By the time he finished it was past two a.m. The street outside was quiet, the light of the room seemed strange and sterile. He was dazed, sleepy, hung over. Joyce, however, was wide awake.
“It doesn’t make sense,” she said. “Why a tunnel between here and—what’s it called? Bellfountain?”
“Belltower,” Tom said. “I don’t know. I didn’t build it, Joyce. I found it.”
“Anybody could have found it?”
“I suppose so.”
“And no one else used it?”
“Someone must have. At least once. Used it and, I guess, abandoned it. But I don’t know that for a fact.”
She shook her head firmly. “I don’t believe it.”
He felt helpless. He had shown her all the evidence he possessed, explained it as calmly as possible—
“No, I mean—I know it’s true. The cards, the money, the watch—maybe somebody could fake all that, but I doubt it. It’s true, Tom, but I don’t believe it. You understand what I’m saying? It’s hard to look at you and tell myself this is a guy from the year 1989.”
“What more can I do?”
“Show me,” Joyce said. “Show me the tunnel.” This wasn’t the way he had meant it to happen.

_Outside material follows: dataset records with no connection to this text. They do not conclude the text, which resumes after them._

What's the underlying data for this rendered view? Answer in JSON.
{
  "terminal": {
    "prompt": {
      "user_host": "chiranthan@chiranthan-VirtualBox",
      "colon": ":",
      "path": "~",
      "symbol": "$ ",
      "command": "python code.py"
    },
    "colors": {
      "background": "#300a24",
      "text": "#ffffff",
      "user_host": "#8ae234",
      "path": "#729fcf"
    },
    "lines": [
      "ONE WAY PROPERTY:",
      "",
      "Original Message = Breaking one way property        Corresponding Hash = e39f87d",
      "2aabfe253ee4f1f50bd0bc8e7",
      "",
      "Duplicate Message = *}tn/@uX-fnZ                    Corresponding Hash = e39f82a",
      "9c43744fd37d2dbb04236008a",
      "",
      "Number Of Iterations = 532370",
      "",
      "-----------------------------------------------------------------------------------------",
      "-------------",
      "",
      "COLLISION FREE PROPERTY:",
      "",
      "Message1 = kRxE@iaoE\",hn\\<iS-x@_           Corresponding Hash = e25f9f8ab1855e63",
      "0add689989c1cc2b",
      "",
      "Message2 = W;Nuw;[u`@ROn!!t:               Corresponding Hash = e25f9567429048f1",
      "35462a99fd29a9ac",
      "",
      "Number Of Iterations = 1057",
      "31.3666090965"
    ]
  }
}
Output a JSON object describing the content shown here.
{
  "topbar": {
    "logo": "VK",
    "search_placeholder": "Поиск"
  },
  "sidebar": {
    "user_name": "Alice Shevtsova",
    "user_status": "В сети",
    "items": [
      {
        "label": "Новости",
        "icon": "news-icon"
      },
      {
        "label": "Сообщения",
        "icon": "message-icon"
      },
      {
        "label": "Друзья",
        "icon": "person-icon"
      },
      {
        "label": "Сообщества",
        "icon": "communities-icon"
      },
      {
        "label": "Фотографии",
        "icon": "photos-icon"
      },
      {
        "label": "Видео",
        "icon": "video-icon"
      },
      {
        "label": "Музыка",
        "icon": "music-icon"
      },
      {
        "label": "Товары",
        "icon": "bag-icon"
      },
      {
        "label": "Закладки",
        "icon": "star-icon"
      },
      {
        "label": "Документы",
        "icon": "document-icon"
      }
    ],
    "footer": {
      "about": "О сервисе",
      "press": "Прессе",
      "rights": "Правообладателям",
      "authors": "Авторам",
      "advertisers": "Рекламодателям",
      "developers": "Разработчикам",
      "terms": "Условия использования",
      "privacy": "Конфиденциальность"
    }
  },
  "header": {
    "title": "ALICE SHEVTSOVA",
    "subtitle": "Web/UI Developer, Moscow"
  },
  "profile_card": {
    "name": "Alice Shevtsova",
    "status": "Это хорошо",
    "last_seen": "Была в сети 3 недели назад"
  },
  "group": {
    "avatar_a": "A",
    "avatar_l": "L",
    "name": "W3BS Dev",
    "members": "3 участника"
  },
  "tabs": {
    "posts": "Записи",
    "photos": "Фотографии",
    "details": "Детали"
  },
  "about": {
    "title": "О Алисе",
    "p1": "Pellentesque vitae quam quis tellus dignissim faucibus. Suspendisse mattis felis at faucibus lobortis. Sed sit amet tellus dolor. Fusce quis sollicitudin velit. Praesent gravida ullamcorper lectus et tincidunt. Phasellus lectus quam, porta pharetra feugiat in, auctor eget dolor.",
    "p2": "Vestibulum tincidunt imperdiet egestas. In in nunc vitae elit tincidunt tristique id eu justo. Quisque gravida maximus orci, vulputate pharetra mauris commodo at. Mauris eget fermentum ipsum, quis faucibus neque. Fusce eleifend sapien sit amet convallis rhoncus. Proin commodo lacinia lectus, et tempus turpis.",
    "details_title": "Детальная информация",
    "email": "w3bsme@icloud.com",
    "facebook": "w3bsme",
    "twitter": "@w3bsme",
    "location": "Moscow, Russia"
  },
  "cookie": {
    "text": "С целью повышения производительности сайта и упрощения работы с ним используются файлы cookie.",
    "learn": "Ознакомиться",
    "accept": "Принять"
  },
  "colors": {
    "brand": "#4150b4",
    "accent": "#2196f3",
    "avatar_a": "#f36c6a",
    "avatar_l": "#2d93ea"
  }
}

He walked with her—it wasn’t far—to the building near Tompkins Square.
“This place?” Joyce said. Meaning: a miracle—here? He nodded.
The street was silent and empty. Tom took his watch out of his pocket and checked it: three-fifteen, and he was dizzy with fatigue, already regretting this decision.
Later Tom would decide that the visit to the tunnel marked a dividing line; it was here that events had begun to spiral out of control. Maybe he sensed it already—an echo of his own future leaking through zones of fractured time.
He was reluctant to take her inside, suddenly certain it was a mistake to have brought her here at all. If he hadn’t been drunk … and then weary beyond resistance …
She tugged his hand. “Show me.”
And there was no plausible way to turn back. He took one more look at the bulk of the building, all those rooms and corridors he had never explored, a single window illuminated in the darkness.
He led her inside. The lobby was vacant, silent except for the buzzing of a defective fluorescent lamp. He grasped the handle of the door that led to the basement.
It wouldn’t turn.
“Trouble?” Joyce inquired.
He nodded, frowning. “It wasn’t locked before. I don’t think it had a lock.” He bent over the mechanism. “This looks new.”